Published On: 4 maaliskuun, 2024

The intensive course on active and passive sensing took place between the 27th of February and 1st of March at the campus of the University of Oulu. Participants included both MSc students and PhD researchers from 5 universities. The aim of the course was to deepen active and passive sensing techniques to assess sustainable lifestyles and mobility in the context of urban planning with the using geographic information science.

On the first day, participants were introduced to the theory behind participatory mapping through lectures and peer teaching. In the afternoon, they had the chance to put theory into practice by testing surveys, understanding the data structure, and visualizing the collected data. The evening ended with a relaxed social event in the city center.

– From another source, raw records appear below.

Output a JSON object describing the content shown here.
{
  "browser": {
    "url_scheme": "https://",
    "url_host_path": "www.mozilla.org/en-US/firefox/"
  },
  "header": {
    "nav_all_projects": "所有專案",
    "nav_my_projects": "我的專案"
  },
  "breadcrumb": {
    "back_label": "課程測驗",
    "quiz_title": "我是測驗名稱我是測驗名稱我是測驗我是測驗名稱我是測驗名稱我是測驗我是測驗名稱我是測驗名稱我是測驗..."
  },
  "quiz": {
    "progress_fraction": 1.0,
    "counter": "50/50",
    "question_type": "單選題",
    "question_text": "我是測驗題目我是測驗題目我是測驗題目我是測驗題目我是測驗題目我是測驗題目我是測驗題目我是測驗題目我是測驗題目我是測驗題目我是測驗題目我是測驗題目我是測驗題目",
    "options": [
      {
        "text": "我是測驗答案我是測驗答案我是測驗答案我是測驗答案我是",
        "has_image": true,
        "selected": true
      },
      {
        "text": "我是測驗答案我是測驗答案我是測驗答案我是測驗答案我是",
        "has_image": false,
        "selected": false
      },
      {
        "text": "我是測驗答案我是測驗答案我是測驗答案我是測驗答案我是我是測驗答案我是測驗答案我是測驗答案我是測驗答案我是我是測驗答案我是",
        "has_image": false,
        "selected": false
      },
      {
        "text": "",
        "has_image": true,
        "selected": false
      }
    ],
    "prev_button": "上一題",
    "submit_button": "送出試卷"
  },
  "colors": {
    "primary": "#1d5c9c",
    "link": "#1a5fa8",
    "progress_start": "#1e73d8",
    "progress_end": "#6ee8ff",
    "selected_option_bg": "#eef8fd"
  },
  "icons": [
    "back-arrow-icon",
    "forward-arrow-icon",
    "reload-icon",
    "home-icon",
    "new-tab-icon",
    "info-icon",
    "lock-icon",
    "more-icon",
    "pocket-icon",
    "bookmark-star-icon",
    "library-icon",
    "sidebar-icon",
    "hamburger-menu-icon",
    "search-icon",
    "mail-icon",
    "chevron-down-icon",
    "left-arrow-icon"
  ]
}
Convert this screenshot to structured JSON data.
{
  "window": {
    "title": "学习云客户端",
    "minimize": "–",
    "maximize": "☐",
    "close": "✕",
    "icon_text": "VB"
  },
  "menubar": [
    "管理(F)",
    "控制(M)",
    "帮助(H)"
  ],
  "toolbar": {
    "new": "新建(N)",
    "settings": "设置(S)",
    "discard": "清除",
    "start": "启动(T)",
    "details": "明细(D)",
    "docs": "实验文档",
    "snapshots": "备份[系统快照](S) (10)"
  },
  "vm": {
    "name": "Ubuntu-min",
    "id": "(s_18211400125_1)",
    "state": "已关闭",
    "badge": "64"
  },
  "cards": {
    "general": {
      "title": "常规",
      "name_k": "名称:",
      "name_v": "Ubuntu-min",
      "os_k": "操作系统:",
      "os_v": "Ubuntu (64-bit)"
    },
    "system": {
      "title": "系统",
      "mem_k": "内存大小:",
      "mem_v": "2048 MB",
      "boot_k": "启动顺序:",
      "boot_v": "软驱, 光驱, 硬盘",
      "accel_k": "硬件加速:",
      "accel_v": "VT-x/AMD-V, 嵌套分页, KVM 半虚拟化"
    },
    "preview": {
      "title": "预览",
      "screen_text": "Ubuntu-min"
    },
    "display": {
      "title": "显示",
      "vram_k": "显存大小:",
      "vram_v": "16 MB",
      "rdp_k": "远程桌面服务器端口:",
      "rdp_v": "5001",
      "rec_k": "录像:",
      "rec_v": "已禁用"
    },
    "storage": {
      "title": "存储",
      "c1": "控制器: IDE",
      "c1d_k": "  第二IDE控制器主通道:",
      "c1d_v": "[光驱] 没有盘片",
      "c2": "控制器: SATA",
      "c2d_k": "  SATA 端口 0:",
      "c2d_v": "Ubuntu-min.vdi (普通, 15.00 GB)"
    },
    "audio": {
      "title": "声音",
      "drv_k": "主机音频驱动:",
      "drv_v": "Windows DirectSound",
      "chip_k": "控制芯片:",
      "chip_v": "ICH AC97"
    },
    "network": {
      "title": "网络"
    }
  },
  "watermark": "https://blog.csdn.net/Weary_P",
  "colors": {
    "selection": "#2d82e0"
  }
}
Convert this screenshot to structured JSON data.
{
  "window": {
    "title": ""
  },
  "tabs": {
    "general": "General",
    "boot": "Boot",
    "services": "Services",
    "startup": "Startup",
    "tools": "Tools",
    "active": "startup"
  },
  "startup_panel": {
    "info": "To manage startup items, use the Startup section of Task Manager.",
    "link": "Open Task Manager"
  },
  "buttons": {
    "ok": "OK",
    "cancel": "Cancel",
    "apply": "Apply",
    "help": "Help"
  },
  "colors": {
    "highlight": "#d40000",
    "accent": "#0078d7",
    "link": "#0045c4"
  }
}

The second day focused on the methodologies of spatial pattern analysis. Practical exercises included activity space modelling (with guest lecturer Kamyar Hasanzadeh from the University of Helsinki), spatial accessibility analysis, and multimodal road network design. After an intense day of using their brains, many took the opportunity to get some intense exercise in the climbing gym.

The third day of the was headlined with Telia Insights mobility data, with a lecture held by the company’s experts and with exercises built around the use of the valuable data. The schedule included both demonstrations and opportunities for independent analyses.

The final day started with a fascinating presentation on the cycling infrastructure in Oulu by transport engineer Harri Vaarala. The discussion summarising the previous day’s topics was followed by a workshop, where the goal for the participants was to co-create urban mobility scenarios and solutions that integrate passive and active sensing.

All participants provided feedback, which shows high satisfaction with the course materials, teaching methods, and learning outcomes.

We would like to express our gratitude to Marketta Kyttä, Nora Fagerholm, and Ossi Kotavaara for organizing this course. We also extend our appreciation to Harri Antikainen and Terhi Ala-Hulkko for their invaluable assistance in teaching. Last but not least, we thank the participants for their active involvement.